Deuxième raison, tout aussi importante, de créer ce Conseil interreligieux : cela permettrait aux Nations unies de jouer un rôle de coordination et de médiation lorsque surgissent des conflits et des querelles. De plus, les guides religieux et les communautés qu’elles représentent seraient mieux à même de rendre compte de leurs actes en s’intégrant à la structure formelle de l’ONU.

La première fois que mon père fit ces recommandations, en 2000, la portée réelle de la religion et des questions religieuses n’allait vraiment pas de soi.
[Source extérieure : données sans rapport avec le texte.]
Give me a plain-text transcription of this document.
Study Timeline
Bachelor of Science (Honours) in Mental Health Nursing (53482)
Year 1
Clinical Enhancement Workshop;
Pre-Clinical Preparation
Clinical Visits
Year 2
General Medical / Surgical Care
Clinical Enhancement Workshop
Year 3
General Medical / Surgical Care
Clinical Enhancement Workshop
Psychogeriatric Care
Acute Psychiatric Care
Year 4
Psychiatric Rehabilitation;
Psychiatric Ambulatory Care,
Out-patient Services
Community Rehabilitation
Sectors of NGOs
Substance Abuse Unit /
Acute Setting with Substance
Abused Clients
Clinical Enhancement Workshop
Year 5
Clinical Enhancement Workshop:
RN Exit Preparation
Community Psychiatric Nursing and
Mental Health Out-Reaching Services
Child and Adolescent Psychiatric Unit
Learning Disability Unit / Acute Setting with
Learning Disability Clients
Le 11 Septembre a changé la donne.

Si, comme cela semble être le cas, un mobile religieux tout autant que politique, a déclenché les récentes atrocités de Bombay, en Inde, cela soulignera davantage encore que la religion est devenue un des principaux enjeux de la paix à notre époque.
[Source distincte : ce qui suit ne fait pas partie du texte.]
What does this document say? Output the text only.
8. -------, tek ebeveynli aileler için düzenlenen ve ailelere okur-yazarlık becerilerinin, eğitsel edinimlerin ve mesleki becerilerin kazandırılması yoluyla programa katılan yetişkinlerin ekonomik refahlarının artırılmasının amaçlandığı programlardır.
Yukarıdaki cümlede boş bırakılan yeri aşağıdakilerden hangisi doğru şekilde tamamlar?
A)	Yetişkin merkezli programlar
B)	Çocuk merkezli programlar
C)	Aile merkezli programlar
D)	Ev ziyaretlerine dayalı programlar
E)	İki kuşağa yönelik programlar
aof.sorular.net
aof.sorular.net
Certes, les religions du monde ne doivent pas attendre les Nations unies pour agir. Elles doivent toutes trouver de toute urgence des moyens de se rapprocher les unes des autres. Les grands domaines de convergence doivent nous rassembler, au lieu de nous laisser obnubiler par les différences insignifiantes.

Il nous faut trouver une nouvelle vision de paix spirituelle pour le xxie siècle qui puisse rassembler toutes les personnes de foi. Cette vision, je le crois, est « une famille unie en Dieu. »

Les liens entre les traditions spirituelles vont bien au delà d’une simple tolérance entre des rites et des prières différents. Une expérience interreligieuse authentique est une célébration des principes essentiels qui réunissent tous les tenants de la foi en Dieu comme une seule famille.

La famille est universelle. Quelle que soit l’appartenance ethnique, nationale et religieuse, nous avons tous des familles. La famille représente les plus intimes des liens. Quand on se sent proche de quelqu’un, on l’exprime en termes familiaux, en disant : « cette personne est comme mon père, ma mère, mon frère, ma sœur. » C’est en famille qu’on est censé apprendre à aimer l’humanité dans toute sa richesse et sa diversité.

Or, toutes les religions font du mariage et de la famille des fondements de la société dans, la réalité est que les États-Unis et tous les autre pays risquent de perdre ces traditions et institutions les plus valables. Le divorce et l’éclatement de la famille ont atteint des sommets. Les maladies sexuellement transmissibles sont en hausse, jusque chez les adolescents. La violence et le crime chez les jeunes sont en hausse, et beaucoup se disent qu’il y a bien peu d’espoir de garantir des emplois corrects et dignes pour faire vivre leurs futures familles.

Cet éclatement de la famille a un coût social et économique vertigineux. Cause directe de pauvreté, de maladie et de mortalité infantile, l’éclatement de la famille est peut-être le plus grand obstacle pour accomplir les objectifs du Millénaire pour le développement. Pour arriver à « une famille unie en Dieu », il faut commencer par investir dans « une famille à la fois ».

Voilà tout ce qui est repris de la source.